Simple Linear Regression
train.lm <- lm(SalePrice ~ LotArea, data=data)
summary(train.lm)##
## Call:
## lm(formula = SalePrice ~ LotArea, data = data)
##
## Residuals:
## Min 1Q Median 3Q Max
## -275668 -48169 -17725 31248 553356
##
## Coefficients:
## Estimate Std. Error t value Pr(>|t|)
## (Intercept) 1.588e+05 2.915e+03 54.49 <2e-16 ***
## LotArea 2.100e+00 2.011e-01 10.45 <2e-16 ***
## ---
## Signif. codes: 0 '***' 0.001 '**' 0.01 '*' 0.05 '.' 0.1 ' ' 1
##
## Residual standard error: 76650 on 1458 degrees of freedom
## Multiple R-squared: 0.06961, Adjusted R-squared: 0.06898
## F-statistic: 109.1 on 1 and 1458 DF, p-value: < 2.2e-16Residuals
The median value being not being anywhere near zero, and the first and
third quartile not approximating of each other suggests that the
residuals are not normally distributed. Additionally, minimum and
maximum values are not of similar magnitude, which provides some
evidence that the model is not a good fit.
Coefficients
LotArea p-value for this model is statistically significant (p=value
<0.05). The t-value for LotArea is 10.45. This high t-value suggests
a strong statistical significance of the LotArea coefficient in
predicting SalePrice.
Residual Standard Error and Degrees of Freedom
Generally speaking, residual standard error that is approximately 1.5
times the 1st and 3rd quartile residuals provides evidence that
residuals are normally distributed. Althought the RSE is 1.5 times the
first quartile residual, the RSE is not 1.5 the 3rd quartile residuals
suggesting that the residuals are not noramlly distributed.
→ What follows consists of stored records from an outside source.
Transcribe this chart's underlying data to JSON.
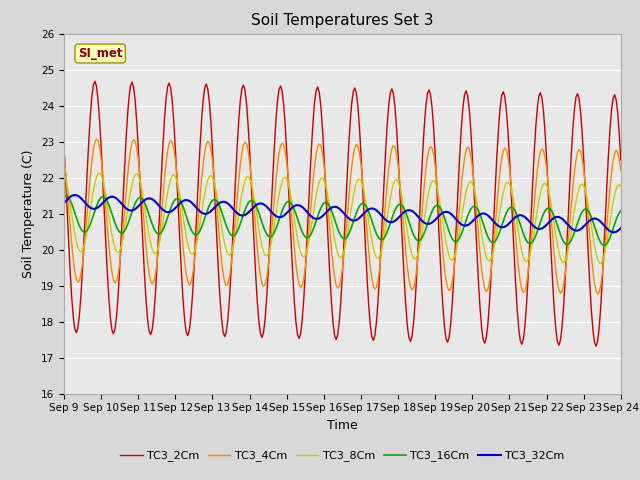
{
  "title": "Soil Temperatures Set 3",
  "xlabel": "Time",
  "ylabel": "Soil Temperature (C)",
  "ylim": [
    16.0,
    26.0
  ],
  "yticks": [
    16.0,
    17.0,
    18.0,
    19.0,
    20.0,
    21.0,
    22.0,
    23.0,
    24.0,
    25.0,
    26.0
  ],
  "xtick_labels": [
    "Sep 9",
    "Sep 10",
    "Sep 11",
    "Sep 12",
    "Sep 13",
    "Sep 14",
    "Sep 15",
    "Sep 16",
    "Sep 17",
    "Sep 18",
    "Sep 19",
    "Sep 20",
    "Sep 21",
    "Sep 22",
    "Sep 23",
    "Sep 24"
  ],
  "legend_labels": [
    "TC3_2Cm",
    "TC3_4Cm",
    "TC3_8Cm",
    "TC3_16Cm",
    "TC3_32Cm"
  ],
  "line_colors": [
    "#cc0000",
    "#ff8800",
    "#cccc00",
    "#00aa00",
    "#0000cc"
  ],
  "annotation_text": "SI_met",
  "annotation_color": "#880000",
  "annotation_bg": "#ffffbb",
  "fig_bg": "#d8d8d8",
  "plot_bg": "#e8e8e8",
  "grid_color": "#ffffff",
  "title_fontsize": 11,
  "label_fontsize": 9,
  "tick_fontsize": 7.5
}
The Multiple R-squared Value
The reported R2 of 0.06961 for this model means that 7% of the
variability in SalePrice is explained by the model.
Residual Plots
# Plot
par(mfrow=c(2,2))
plot(train.lm)
Below, residual analysis is conducted in the form of Residual versus Fitted Value Plot and a Q-Q Plot
Residual versus Fitted Value Plot
For a Residual versus Fitted Value Plot to support the linear model,
residuals should be scattered around the horizontal axis where the
residual equals zero. The above Residual versus Fitted Value Plot
provides possible evidence that 1. there are significant outlyiers
influencing the model, 2. the relationship is not linear as the data is
not scattered around the y axis zero value randomly.
Q-Q Plot
For the Q-Q Plot to support our linear model, we would expect the
plotted values to follow a straight line, indicating the residuals were
normally distributed. Below our model’s Q-Q Plot suggests that the
distribution of the residuals are not normal, with the right tail
deviating significantly from the expected straight line, alluding to
skew and outlyiers. This suggests that the model could be improved.
Conclusion Although there is evidence to suggest that there is a association between LotArea and SalePrice, mainly a statistically significant t-value, residual analysis alludes to outlyiers and non-normal residual distribution. Accounting for the outliers could improve the model, as could multiple regression technique. Even then, the relationship between the two variables may not be linear. More analysis to improve the model.